Eski sistemde ise grup sonuncusu son 2 maçına kimi zaman formalite icabı çıkıyordu.
YAYIN VE GELİR ARTIŞI
Daha fazla maç daha fazla yayın demek bu da daha fazla gelir anlamına geliyor.
Tribün gişe gelirleri de cabası.
Ayrıca UEFA’nın toplam dağıtacağı gelir de arttığı için kulüplerin mali yapısına ekstra katkı sağlanmış oldu.
ORTA DÜZEY TAKIMLAR İÇİN ŞANS ARTTI
Eskiden bazı gruplar 'ölüm grubu' olarak anılırdı; bu gruplarda zayıf takımların elenmesi neredeyse kaçınılmazdı.
Yeni sistemde orta düzey takımlar daha dengeli rakiplerle 8 maç yaparak üst tur için daha gerçekçi fırsatlar bulabilmiş oldu.
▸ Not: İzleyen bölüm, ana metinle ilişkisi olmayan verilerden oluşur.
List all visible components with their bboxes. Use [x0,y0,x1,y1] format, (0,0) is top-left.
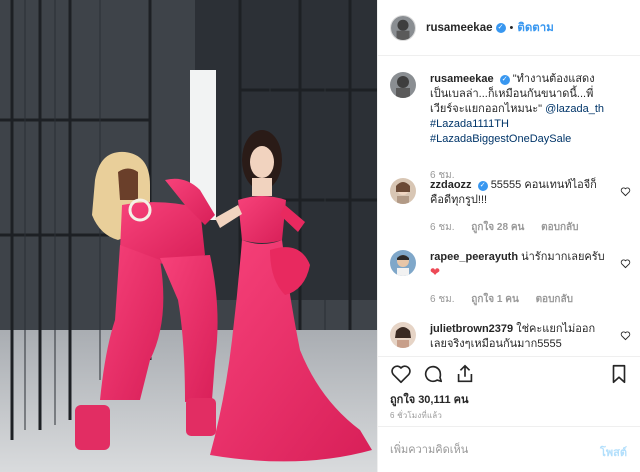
commenter-avatar[interactable] [390,322,416,348]
verified-badge-icon: ✓ [495,22,506,33]
comment-like-heart-icon[interactable] [620,258,631,269]
share-button[interactable] [454,363,476,385]
comment-time[interactable]: 6 ชม. [430,222,455,233]
comment-like-heart-icon[interactable] [620,330,631,341]
photo-illustration [0,0,377,472]
comment-time[interactable]: 6 ชม. [430,294,455,305]
author-username[interactable]: rusameekae [426,22,493,34]
likes-count[interactable]: ถูกใจ 30,111 คน [390,390,469,408]
comments-list[interactable]: rusameekae ✓ "ทำงานต้องแสดงเป็นเบลล่า...… [378,60,640,352]
comment-username[interactable]: zzdaozz [430,179,472,191]
add-comment-bar: โพสต์ [378,426,640,472]
comment-body: julietbrown2379 ใช่คะแยกไม่ออกเลยจริงๆเห… [430,322,610,352]
comment-username[interactable]: rapee_peerayuth [430,251,518,263]
commenter-avatar[interactable] [390,178,416,204]
verified-badge-icon: ✓ [477,181,488,191]
caption-hashtag-2[interactable]: #LazadaBiggestOneDaySale [430,133,571,145]
post-photo[interactable] [0,0,377,472]
caption-mention[interactable]: @lazada_th [545,103,604,115]
comment-meta: 6 ชม. ถูกใจ 1 คน ตอบกลับ [430,292,587,307]
comment-input[interactable] [390,441,580,459]
comment-text: น่ารักมากเลยครับ [521,251,605,263]
comment-likes[interactable]: ถูกใจ 1 คน [471,294,519,305]
post-side-panel: rusameekae ✓ • ติดตาม rusameekae ✓ "ทำงา… [377,0,640,472]
caption-username[interactable]: rusameekae [430,73,494,85]
caption-body: rusameekae ✓ "ทำงานต้องแสดงเป็นเบลล่า...… [430,72,610,147]
post-comment-button[interactable]: โพสต์ [600,443,627,461]
reply-button[interactable]: ตอบกลับ [541,222,578,233]
heart-icon [391,365,411,384]
post-timestamp[interactable]: 6 ชั่วโมงที่แล้ว [390,409,442,422]
commenter-avatar[interactable] [390,250,416,276]
follow-button[interactable]: ติดตาม [517,19,553,37]
comment-like-heart-icon[interactable] [620,186,631,197]
caption-hashtag-1[interactable]: #Lazada1111TH [430,118,509,130]
bookmark-icon [612,364,626,384]
comment-body: rapee_peerayuth น่ารักมากเลยครับ ❤ [430,250,610,281]
action-bar [378,356,640,390]
comment-button[interactable] [422,363,444,385]
comment-likes[interactable]: ถูกใจ 28 คน [471,222,524,233]
reply-button[interactable]: ตอบกลับ [536,294,573,305]
save-button[interactable] [608,363,630,385]
separator-dot: • [509,21,514,34]
heart-emoji: ❤ [430,265,441,279]
caption-avatar[interactable] [390,72,416,98]
comment-username[interactable]: julietbrown2379 [430,323,513,335]
comment-icon [424,365,443,383]
share-icon [457,364,473,383]
comment-body: zzdaozz ✓ 55555 คอนเทนท์ไอจีก็คือดีทุกรู… [430,178,610,208]
post-header: rusameekae ✓ • ติดตาม [378,0,640,56]
like-button[interactable] [390,363,412,385]
comment-meta: 6 ชม. ถูกใจ 28 คน ตอบกลับ [430,220,593,235]
author-avatar[interactable] [390,14,416,41]
verified-badge-icon: ✓ [499,75,510,85]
Turnuva, elit birkaç kulübün domine ettiği yapıdan biraz daha dengeli hale geldi.
Neden bu konuya değindiğimi de kısaca izah edip bitireyim.
Süper Lig’de şampiyon da küme düşen takımlar da belli oldu. Hafta sonu oynanacak maçlar formaliteye dönüştü doğal olarak.
Pandemi nedeniyle küme düşmenin kaldırıldığı Süper Lig’de takım sayısı 21 olmuş, yoğun maç trafiği nedeniyle karşılaşmalar hafta içi de oynanmıştı.
Önümüzdeki sezondan itibaren yeniden 18 takımla mücadele edilecek Süper Lig’de.
Bu sayı bile fazla aslında.
16 takımdan oluşan Süper Lig'in, rekabetin son maça kadar devam ettiği bir sistemle daha keyifli olacağı düşüncesindeyim.
Dünyada örnekleri var.
- Belçika Jupiler Pro League – Şampiyonluk ve Düşme Play-Off’ları.
- İskoçya Premiership – Bölünmüş Lig.
- MLS (ABD) – Playoff Sistemi.
Bunlar ilk aklıma gelenler.
İki - üç takımın tekelinde olan ligler zamanla cazibesini yitiriyor.
Ayrıca TFF, profesyonel liglerde takım sayısını kademeli olarak düşürme kararını bir daha gözden geçirmelidir.
Düşürecekseniz Süper Lig'deki takım sayısını düşürüp, daha rekabetçi bir sistem geliştirin.